Olay bitti, moral bozukluğuyla evlere dağıldık.. Turkbasket'te bir açıklama vardı.. Admin olan bütün arkadaşlar birbirimize sorduk. Kim yazdı diye... Yöneticilerden biri değildi... Ama verilen bilgilere bakıldığında da gruptan biriydi.. Aslında açıklamanın çoğu da katıldığımız şeylerdi ama desteğimizi çektik gibi bir sonu vardı yazının. Belki de en önemli kısmı orasıydı.. Çünkü onca kızgınlığımıza rağmen öyle bir karar alınmamıştı.. Hala da alınmış bir karar yok.

Grup olarak organizasyon kesilse de benim salonda olmamı engelleyecek bir basketbolcu ya da koç yok... Sinirlenmiş, kırılmış, aidiyet hissim zedelenmiş olsa da Telekom maçında yine Sinan Erdem'de, Final 4'a çıkılırsa Barcelona'da olurum.. Başka türlüsü benim için mümkün değil...

23 Kasım 2010 Salı

Hidayet vs Bodiraga

Vay be! Ne eşleşme... Hidayet daha sabi.. Bodiraga yine üstad...

26 Ekim 2010 Salı

Pamesa Valencia

Efes Pilsen yarın Valencia takımıyla oynayacak. Valencia yeni kurulmuş bir takım. Tam tarihi hatırlayamasam da kuruluşu 2000'lerin başı olmalı.. Yine de bu kısa süreye Avrupa'nın alt seviye kupalarını sığdırdı.

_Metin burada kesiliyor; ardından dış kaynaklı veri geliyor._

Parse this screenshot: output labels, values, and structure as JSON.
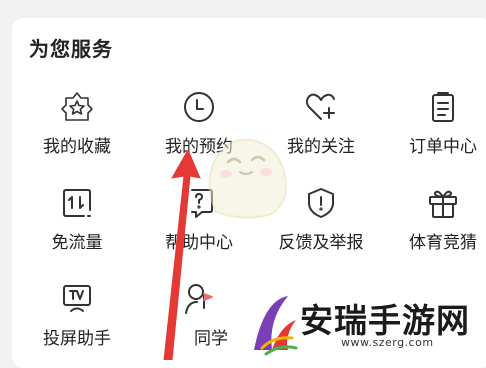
{
  "section": {
    "title": "为您服务",
    "items": [
      {
        "label": "我的收藏",
        "icon": "star-badge-icon"
      },
      {
        "label": "我的预约",
        "icon": "clock-icon"
      },
      {
        "label": "我的关注",
        "icon": "heart-plus-icon"
      },
      {
        "label": "订单中心",
        "icon": "clipboard-icon"
      },
      {
        "label": "免流量",
        "icon": "data-transfer-icon"
      },
      {
        "label": "帮助中心",
        "icon": "help-icon"
      },
      {
        "label": "反馈及举报",
        "icon": "shield-alert-icon"
      },
      {
        "label": "体育竞猜",
        "icon": "gift-icon"
      },
      {
        "label": "投屏助手",
        "icon": "tv-cast-icon"
      },
      {
        "label": "同学",
        "icon": "classmate-icon"
      }
    ]
  },
  "annotation": {
    "arrow_color": "#e53935"
  },
  "watermark": {
    "text": "安瑞手游网",
    "url": "www.szerg.com"
  }
}
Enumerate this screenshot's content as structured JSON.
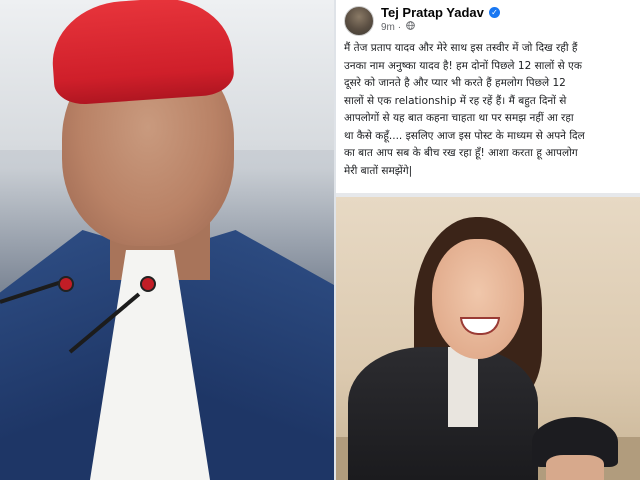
{
  "post": {
    "author": "Tej Pratap Yadav",
    "time": "9m",
    "verified_icon": "verified-badge-icon",
    "privacy_icon": "globe-icon",
    "text_lines": [
      "मैं तेज प्रताप यादव और  मेरे साथ इस तस्वीर में जो दिख रही हैं",
      "उनका नाम अनुष्का यादव है! हम दोनों पिछले 12 सालों से एक",
      "दूसरे को जानते है और प्यार भी करते हैं हमलोग पिछले 12",
      "सालों से एक relationship में रह रहें हैं। मैं बहुत दिनों से",
      "आपलोगों से यह बात कहना चाहता था पर समझ नहीं आ रहा",
      "था कैसे कहूँ.... इसलिए आज इस पोस्ट के माध्यम से अपने दिल",
      "का बात आप सब के बीच रख रहा हूँ! आशा करता हू आपलोग",
      "मेरी बातों समझेंगे|"
    ]
  },
  "colors": {
    "cap_red": "#d9252f",
    "jacket_blue": "#1e3666",
    "verified_blue": "#1877f2"
  }
}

Efes Pilsen daha önce bir kez Valencia ile eşleşmişti. O zamanlar adı Power Electronics değil Pamesa Valencia idi. İki maç oynanmıştı. Her iki maçı da ev sahibi takımlar kazanmıştı. İstatistikler burda ve burda. Valencia'nın kadrosunda iki kişi dikkat çekiyor. Biri eski oyuncumuz Marko Popovic. Diğeri ise bu sene nerdeyse Efes'e gelecek olan Fabricio Oberto...

Efes'in kazandığı maçdan arşivimdeki fotoğraflar..



Vujcic Efes Pilsen için İstanbul'da


Vujcic transferi resmen ilan edilmeden ilk antrenmanının görüntüleri yayınlandı. Haber burda. Hayırlı olsun...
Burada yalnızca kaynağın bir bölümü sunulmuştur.